The fact is, there is no a priori reason to treat sex as either genetics or genitalia. The decision to attempt to do so is purely a social construct, and in addition, not particularly practical as neither is readily visible. And other sexually associated characteristics are even less unambiguous. Furthermore, such ideas are inherently erasing and discriminatory to trans people who can and are attempting to alter their sex and to intersex people, who cannot really be put into even a biological box in the first place.
This is actually a normal characteristic of language. Most words refer to a really wide variety of things that may be really ambiguous as to whether the word can apply to them as you move away from the core of the semantic space. (This is also why I really hate the concept of ‘definitions’ because they tend to create these rigid boundaries between semantic fields that don’t actually exist when you actually speak or think.
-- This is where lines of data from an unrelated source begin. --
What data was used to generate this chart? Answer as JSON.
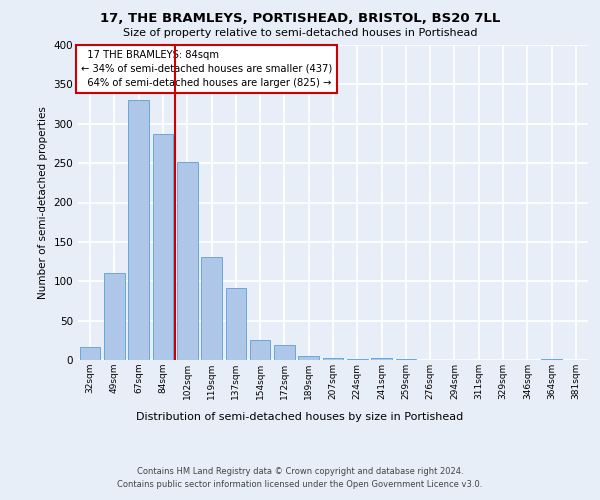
{
  "title1": "17, THE BRAMLEYS, PORTISHEAD, BRISTOL, BS20 7LL",
  "title2": "Size of property relative to semi-detached houses in Portishead",
  "xlabel": "Distribution of semi-detached houses by size in Portishead",
  "ylabel": "Number of semi-detached properties",
  "bin_labels": [
    "32sqm",
    "49sqm",
    "67sqm",
    "84sqm",
    "102sqm",
    "119sqm",
    "137sqm",
    "154sqm",
    "172sqm",
    "189sqm",
    "207sqm",
    "224sqm",
    "241sqm",
    "259sqm",
    "276sqm",
    "294sqm",
    "311sqm",
    "329sqm",
    "346sqm",
    "364sqm",
    "381sqm"
  ],
  "bin_values": [
    17,
    110,
    330,
    287,
    252,
    131,
    91,
    26,
    19,
    5,
    3,
    1,
    2,
    1,
    0,
    0,
    0,
    0,
    0,
    1,
    0
  ],
  "property_sqm": "84sqm",
  "property_label": "17 THE BRAMLEYS: 84sqm",
  "pct_smaller": 34,
  "count_smaller": 437,
  "pct_larger": 64,
  "count_larger": 825,
  "bar_color": "#aec6e8",
  "bar_edge_color": "#5a9fd4",
  "highlight_line_color": "#cc0000",
  "annotation_box_edge_color": "#cc0000",
  "background_color": "#e8eef8",
  "plot_bg_color": "#e8eef8",
  "grid_color": "#ffffff",
  "ylim": [
    0,
    400
  ],
  "yticks": [
    0,
    50,
    100,
    150,
    200,
    250,
    300,
    350,
    400
  ],
  "footnote1": "Contains HM Land Registry data © Crown copyright and database right 2024.",
  "footnote2": "Contains public sector information licensed under the Open Government Licence v3.0."
}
Though to be fair they can be useful for scientific jargon.) This is especially important to be aware of as the tendency for words to imply certain traits that may be pretty fuzzy around the edges or are not universal can easily be used to further oppressive systems, often unintentionally and especially when you are unaware of these things. (For instance the tendency to assume “person” implies “white” and “male” when not otherwise specified tends to lead to unintentional exclusion of POC and women.)
(Disclaimer: I’m not particularly an expert on semantics–I mostly studied it in high school so I could make my own (naturalistic) languages :P–so I may have screwed up something–and I know I simplified it–in that last bit.)